A parking lot is being graded across the road as I write this. No one in my community was aware that a little gravel parking lot was being upgraded by the Maryland State Highway Administration until the construction trailer moved in and the earthwork started. How did this happen?
Well, the State Highway Administration doesn't have to get permission to spend half-a-million dollars for property the State already owns. They just have to come up with the reason and the money.
In this case, the Appalachian Trail Conservancy wanted to upgrade their gravel parking area at the Weverton Cliffs trailhead for "dignitaries." You see, this nice little hike to the overlook of the Potomac River and local mountains and valleys is convenient to the Washington D.C. big shots.

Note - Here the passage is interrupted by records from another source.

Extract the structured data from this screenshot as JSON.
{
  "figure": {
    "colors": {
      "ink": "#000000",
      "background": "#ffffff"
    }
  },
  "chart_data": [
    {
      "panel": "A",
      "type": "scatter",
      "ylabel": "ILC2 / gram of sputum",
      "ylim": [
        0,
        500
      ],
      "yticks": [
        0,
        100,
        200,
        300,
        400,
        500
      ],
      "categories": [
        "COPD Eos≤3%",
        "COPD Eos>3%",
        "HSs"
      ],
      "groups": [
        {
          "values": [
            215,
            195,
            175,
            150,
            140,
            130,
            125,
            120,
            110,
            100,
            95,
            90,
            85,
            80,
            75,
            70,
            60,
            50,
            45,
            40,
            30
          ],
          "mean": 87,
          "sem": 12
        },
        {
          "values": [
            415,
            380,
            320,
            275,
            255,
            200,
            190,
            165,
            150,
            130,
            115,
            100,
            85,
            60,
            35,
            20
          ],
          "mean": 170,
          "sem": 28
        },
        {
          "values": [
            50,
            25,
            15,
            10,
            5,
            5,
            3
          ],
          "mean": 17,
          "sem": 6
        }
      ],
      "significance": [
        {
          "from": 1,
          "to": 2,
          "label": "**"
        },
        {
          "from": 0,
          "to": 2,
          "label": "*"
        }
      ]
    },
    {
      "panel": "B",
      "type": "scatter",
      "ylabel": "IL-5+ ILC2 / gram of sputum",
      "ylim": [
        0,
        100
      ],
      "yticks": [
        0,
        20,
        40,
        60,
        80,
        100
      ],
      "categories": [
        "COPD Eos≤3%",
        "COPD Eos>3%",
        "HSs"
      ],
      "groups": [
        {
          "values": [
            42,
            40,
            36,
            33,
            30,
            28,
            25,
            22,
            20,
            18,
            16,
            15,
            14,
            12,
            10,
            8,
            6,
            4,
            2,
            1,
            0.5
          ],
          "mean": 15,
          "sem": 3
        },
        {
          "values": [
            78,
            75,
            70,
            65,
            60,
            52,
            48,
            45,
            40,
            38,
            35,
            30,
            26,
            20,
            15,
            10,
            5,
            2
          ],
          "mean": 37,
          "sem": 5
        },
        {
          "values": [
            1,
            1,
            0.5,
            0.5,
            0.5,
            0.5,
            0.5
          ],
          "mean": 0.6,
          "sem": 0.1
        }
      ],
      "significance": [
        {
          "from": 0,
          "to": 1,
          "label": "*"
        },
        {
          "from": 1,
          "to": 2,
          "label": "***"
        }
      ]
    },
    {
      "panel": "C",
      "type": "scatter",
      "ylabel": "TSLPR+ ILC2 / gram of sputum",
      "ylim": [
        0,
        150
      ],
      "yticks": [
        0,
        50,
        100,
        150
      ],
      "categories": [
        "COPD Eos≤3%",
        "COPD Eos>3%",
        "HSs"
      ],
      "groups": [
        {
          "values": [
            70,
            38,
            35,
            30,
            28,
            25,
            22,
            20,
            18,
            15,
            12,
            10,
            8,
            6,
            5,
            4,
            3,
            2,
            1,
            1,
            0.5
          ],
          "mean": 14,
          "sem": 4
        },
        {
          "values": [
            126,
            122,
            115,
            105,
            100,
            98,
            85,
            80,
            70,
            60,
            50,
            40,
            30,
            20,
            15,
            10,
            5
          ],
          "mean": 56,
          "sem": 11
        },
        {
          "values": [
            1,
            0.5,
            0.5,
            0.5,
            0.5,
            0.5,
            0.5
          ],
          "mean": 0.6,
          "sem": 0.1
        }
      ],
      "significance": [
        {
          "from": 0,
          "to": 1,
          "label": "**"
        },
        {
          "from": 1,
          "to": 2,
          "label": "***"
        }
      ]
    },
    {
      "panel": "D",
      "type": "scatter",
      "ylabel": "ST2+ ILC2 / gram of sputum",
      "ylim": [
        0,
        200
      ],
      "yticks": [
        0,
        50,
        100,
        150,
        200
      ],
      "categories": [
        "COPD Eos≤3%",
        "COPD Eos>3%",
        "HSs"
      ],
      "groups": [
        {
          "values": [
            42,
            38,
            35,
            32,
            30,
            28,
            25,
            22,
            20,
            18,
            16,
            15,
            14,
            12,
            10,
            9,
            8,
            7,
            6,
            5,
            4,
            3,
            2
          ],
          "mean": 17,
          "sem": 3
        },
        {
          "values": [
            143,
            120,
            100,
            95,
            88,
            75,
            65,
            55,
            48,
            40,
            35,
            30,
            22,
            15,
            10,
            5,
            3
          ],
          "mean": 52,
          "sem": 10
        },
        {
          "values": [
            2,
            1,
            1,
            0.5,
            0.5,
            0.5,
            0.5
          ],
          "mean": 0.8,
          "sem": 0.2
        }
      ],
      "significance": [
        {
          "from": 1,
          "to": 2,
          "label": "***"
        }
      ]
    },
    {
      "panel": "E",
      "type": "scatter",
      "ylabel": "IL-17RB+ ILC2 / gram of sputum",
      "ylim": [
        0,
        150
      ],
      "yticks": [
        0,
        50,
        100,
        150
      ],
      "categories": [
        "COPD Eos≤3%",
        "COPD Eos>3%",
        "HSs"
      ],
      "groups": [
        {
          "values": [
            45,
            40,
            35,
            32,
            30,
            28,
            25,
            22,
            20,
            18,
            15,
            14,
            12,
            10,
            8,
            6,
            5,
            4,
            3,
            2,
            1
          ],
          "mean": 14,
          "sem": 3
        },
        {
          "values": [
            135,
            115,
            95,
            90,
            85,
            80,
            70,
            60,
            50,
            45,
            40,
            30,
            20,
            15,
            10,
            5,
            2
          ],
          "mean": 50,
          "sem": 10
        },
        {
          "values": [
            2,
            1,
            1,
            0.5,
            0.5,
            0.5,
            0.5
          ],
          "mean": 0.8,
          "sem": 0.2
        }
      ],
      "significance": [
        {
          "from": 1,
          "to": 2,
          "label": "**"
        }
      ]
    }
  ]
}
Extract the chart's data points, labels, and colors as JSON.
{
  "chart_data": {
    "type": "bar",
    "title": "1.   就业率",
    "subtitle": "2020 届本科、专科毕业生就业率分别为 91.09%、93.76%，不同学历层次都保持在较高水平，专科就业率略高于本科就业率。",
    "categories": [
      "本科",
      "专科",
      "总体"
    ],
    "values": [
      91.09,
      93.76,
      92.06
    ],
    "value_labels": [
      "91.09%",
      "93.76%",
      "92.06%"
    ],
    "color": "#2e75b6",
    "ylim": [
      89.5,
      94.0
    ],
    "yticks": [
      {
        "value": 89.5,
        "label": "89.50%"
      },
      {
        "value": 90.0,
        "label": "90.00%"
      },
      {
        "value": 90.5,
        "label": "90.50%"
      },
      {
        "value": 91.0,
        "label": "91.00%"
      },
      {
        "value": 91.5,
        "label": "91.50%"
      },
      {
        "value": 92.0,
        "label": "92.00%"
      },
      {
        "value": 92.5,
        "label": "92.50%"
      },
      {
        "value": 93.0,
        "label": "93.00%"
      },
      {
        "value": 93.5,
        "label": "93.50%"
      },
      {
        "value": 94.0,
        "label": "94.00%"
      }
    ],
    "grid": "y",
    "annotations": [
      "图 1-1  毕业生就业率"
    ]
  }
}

What irks me is that local citizens were not informed. Maybe we don't want the all-night sodium lights in our relatively undeveloped area. Maybe we would have questioned putting a parking lot with blacktop next to Israel Creek that flows into the nearby Potomac River. Maybe we are having enough problems with crime in the area with break-in's and prostitution pick-ups and drug drops since we are so close to Rt 340 and a three-state jurisdiction with relatively little policing going on.
I mourn the possible loss of seeing the Milky Way. Having moved off of our family farm near Frederick, MD, I saw the development encroach with housing and industrial development grow to the point that at night if there was any moisture in the air or snow on the ground, it looked like daylight outside. In our little gap nestled in Pleasant Valley, there are no big box stores nor fast food chains with mega lights.
With a heavy heart I sat in meditation with my little weekly group. What to do? My mind was racing for things to do. Fears about speaking out. Anger about the audacity to require night lights when the "dignitaries" will leave before dark and leave their lights behind.
Someone spoke about mountaintop removal in the Appalachian chain and mineral rights trumping landowners. Once the mountaintop is gone, now what? Anger? Grief? Sadness? Change? The sense of hopeless I was feeling was deepening.
My sense of seeing some Buddhist teacher sitting quietly and smiling, like Thich Nhat Hanh, felt condescending. I had been trying to practice a partial smile during meditation last week. Now it just felt like being constipated. I could imagine some roshi sitting and smiling, waiting for me to spend myself as I my emotions control the show. My hope is that there is a teacher waiting for me.
Meanwhile, I am experiencing loss of control, change, the great abyss. I still communicate with elected officials, neighbors, and the media as I clarify what the issues are. I am grateful that in this dark space, a Raging Granny is forming. I don't know if Buddha could appreciate this, or if Jesus would understand, but it feels like the beginning of hope.